Je suis bien loin de désirer une ligue contre le Turc. Les croisades ont été si ridicules qu'il n'y a pas moien d'y revenir; mais j'avoue que si j'étais Vénitien j'opinerais pour envoier une armée en Candie, pendant que Vôtre majesté battrait les Turcs vers Yassi ou ailleurs. Si j'étais un jeune Empereur des Romains la Bosnie et la Servie me verraient bientôt, et je viendrais ensuite vous demander à souper à Sophie ou à Philippopolis de Romanie, après quoi nous partagerions à l'amiable.

Je vous suplierais de permettre que le nonce du Pape en Pologne qui a déchaîné si saintement les Turcs contre la Tolérance, fût du souper; car je suppose qu'il serait vôtre prisonier. Je crois, Madame, que Vôtre Majesté lui en dirait tout doucement de bonnes sur l'horreur et l'infamie d'avoir éxcité une guerre civile pour ravir aux Dissidents les droits de la patrie, et pour les priver d'une liberté que la nature leur donnait, et que vos bienfaits leur avaient rendue. Je ne sais rien de si honteux et de si lâche dans ce siècle. On dit que les jésuites polonais ont eu une grande part aux st Barthelemi continuelles qui désolent ce malheureux païs. Ma seule consolation est d'espérer que ces turpitudes horribles tourneront à vôtre gloire. Ou je me trompe fort, ou vos ennemis ne seront parvenus qu'à faire graver sur vos médailles, Triomphatrice de l'Empire ottoman, et pacificatrice de la Pologne.

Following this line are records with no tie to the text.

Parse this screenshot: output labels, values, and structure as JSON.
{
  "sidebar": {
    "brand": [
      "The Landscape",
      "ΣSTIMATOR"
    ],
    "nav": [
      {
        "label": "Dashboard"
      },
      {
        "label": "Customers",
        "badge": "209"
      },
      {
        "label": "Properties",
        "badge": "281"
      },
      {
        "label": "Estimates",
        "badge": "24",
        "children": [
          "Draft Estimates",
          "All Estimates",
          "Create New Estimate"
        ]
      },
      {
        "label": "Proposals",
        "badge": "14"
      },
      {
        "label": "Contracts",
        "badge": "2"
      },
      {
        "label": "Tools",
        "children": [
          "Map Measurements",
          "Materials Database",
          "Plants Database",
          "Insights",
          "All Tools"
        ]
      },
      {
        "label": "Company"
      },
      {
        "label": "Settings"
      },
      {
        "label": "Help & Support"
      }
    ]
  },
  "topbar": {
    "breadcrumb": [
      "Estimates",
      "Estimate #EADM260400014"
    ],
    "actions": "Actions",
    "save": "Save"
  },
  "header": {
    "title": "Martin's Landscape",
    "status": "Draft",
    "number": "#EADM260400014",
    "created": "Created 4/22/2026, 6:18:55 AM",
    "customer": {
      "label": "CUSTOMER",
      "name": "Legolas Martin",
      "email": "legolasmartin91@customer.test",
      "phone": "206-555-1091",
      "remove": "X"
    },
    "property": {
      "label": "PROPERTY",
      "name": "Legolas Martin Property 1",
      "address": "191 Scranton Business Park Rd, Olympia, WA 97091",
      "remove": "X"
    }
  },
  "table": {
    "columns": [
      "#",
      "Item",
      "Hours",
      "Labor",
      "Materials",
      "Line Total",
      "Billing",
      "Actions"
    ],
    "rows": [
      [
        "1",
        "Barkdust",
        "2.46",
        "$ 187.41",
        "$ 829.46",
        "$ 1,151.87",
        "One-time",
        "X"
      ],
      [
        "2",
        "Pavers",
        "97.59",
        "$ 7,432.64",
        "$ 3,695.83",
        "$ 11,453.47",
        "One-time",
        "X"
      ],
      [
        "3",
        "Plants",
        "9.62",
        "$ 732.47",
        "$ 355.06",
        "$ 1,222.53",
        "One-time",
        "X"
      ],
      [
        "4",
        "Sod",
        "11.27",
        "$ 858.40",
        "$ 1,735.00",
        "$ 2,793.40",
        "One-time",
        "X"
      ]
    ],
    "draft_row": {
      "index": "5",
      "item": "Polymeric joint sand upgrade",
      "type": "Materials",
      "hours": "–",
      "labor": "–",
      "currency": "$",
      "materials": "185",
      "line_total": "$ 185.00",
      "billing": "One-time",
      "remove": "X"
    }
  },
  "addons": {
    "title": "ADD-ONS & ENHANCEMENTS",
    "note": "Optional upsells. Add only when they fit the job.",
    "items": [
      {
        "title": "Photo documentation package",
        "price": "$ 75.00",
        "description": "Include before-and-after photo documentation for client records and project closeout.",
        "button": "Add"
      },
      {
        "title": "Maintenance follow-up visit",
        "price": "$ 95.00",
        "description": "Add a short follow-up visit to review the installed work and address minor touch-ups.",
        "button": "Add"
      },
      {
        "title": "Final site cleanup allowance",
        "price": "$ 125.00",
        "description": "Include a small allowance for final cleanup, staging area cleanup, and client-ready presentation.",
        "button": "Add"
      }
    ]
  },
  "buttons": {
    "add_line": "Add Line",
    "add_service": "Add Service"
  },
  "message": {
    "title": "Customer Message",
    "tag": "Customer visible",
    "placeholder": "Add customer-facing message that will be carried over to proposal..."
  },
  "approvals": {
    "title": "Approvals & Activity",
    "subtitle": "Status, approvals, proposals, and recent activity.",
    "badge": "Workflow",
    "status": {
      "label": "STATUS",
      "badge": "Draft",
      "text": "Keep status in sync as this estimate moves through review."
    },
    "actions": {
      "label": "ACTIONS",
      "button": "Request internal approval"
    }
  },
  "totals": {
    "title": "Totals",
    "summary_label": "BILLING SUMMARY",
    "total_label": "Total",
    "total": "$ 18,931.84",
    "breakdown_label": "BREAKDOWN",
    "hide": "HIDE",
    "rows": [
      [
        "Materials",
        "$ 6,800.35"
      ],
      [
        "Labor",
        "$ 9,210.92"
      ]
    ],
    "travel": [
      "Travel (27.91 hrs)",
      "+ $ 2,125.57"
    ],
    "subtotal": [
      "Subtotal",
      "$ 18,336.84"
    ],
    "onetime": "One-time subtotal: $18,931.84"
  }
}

Je viens à mon jeune Galatin pour lequel je me jette aux pieds de Vôtre Majesté, en vous fesant les remerciements les plus sincères. Je veux qu'il aprenne le Russe et l'alleman dans vos états, et non pas en Saxe. Je voudrais pouvoir multiplier le nombre de vos sujets. Il a trop d'esprit pour vouloir rien aprendre du fatras des universités allemandes, qui sont encor plus ridicules que les nôtres: des Ecoles dont la première est la théologie, sont les petites maisons de Paris, ou le Bedlam de Londre. Je ne sais pas comment on appelle les petites maisons de Moscou, mais je sais bien qu'il aurait fallu y renfermer tous vos théologiens, si vos loix et vôtre puissance n'avaient fait pénétrer la raison dans les repaires de la démence.

La mère du jeune Galatin m'écrit dans ce moment que son fils qui s'est fait inoculer a eu deux grains de petite vérole dans les yeux. Je ne voudrais pas présenter à votre majesté un borgne. J'attendrai qu'il soit guéri de cet accident qui est assez considérable.

Que votre majesté impériale daigne agréer les sincères remerciements, l'attachement et le profond respect du solitaire de Ferney.